Saturday, May 3, 2008

Indonesia's April inflation at 19-mth high

Indonesia's inflation accelerated to a 19-month high in April, reducing the central bank's scope to cut interest rates to boost economic growth.

Consumer prices rose 9 per cent from a year earlier, after gaining 8.2 per cent in March, the Central Statistics Bureau said in Jakarta yesterday. Economists expected an 8.7 per cent increase.

Soaring global prices of wheat and soybean have pushed up costs for Indonesian food manufacturers and forced them to charge more for noodles, snack-food and other processed products. The lowest consumer confidence in two years may prevent the central bank from raising borrowing costs to slow inflation.

'Bank Indonesia will say inflation has been cost-pushed' and therefore doesn't warrant an increase in interest rates this month, said Fauzi Ichsan, chief economist at Standard Chartered Plc in Jakarta. 'As long as the rupiah is stable and rising, they can cap imported inflation.' Mr Ichsan forecasts the central bank to raise its benchmark interest rate to 8.5 per cent by year-end from 8 per cent.

PT Indofood Sukses Makmur, the world's biggest instant-noodle maker, increased prices for a fifth time in ten months in March to recover record wheat and palm oil costs.

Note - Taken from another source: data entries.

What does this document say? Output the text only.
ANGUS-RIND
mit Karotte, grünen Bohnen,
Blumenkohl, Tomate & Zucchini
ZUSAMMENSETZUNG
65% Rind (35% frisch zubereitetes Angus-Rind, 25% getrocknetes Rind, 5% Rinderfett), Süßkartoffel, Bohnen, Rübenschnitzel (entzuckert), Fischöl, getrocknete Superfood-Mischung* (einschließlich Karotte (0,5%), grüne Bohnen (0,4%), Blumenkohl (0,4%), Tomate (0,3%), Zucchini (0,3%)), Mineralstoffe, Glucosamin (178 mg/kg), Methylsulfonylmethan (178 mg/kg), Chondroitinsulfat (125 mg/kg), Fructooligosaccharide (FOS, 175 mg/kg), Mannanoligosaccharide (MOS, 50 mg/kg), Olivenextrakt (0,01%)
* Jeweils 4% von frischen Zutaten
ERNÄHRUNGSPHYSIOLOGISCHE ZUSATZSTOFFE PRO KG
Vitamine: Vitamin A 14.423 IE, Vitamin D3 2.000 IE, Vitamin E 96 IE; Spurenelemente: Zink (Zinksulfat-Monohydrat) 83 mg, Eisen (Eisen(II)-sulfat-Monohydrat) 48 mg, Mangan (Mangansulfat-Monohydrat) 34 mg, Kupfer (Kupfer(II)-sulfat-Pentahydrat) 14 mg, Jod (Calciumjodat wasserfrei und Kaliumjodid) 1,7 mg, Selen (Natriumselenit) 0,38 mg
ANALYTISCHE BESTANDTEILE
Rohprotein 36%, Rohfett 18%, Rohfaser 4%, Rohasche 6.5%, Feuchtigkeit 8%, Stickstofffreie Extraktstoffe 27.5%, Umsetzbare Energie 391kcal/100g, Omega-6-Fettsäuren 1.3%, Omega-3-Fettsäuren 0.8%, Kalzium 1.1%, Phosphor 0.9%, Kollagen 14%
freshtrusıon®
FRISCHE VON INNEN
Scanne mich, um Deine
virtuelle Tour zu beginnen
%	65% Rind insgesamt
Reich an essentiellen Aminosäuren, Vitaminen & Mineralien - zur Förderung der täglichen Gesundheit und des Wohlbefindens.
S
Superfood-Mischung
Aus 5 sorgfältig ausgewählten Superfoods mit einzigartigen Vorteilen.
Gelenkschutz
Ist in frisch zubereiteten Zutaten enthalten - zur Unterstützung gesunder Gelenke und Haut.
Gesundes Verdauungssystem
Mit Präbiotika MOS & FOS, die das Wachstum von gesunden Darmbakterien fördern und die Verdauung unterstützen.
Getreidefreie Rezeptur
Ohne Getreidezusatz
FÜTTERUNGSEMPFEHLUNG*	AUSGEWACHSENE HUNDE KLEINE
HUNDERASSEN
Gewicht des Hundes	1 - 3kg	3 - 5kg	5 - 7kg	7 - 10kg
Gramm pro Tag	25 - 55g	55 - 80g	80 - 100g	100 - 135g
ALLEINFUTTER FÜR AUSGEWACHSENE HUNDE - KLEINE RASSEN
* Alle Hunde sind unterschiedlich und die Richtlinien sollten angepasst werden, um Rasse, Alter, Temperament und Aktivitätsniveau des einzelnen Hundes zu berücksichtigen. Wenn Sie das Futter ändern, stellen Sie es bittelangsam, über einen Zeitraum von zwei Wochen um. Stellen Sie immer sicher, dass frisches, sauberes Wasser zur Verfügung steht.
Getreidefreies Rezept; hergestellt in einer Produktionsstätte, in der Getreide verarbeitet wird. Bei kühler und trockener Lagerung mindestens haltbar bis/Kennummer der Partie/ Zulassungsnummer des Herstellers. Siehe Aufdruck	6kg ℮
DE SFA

The government last month cut its 2008 economic growth estimate to 6.4 per cent from its previous forecast of 6.8 per cent. Finance Minister Sri Mulyani Indrawati on April 30 said that the government may cut its growth estimate to 6.3 per cent, matching last year's expansion.

'I'd like to be honest and frank that the problem that we are facing is not light,' President Susilo Bambang Yudhoyono said in a televised speech in Jakarta on April 30. 'Problems relating to our economy are serious.' Indonesia is considering raising fuel prices to reduce the government's burden of capping pump costs for consumers in Asia's third most populous nation.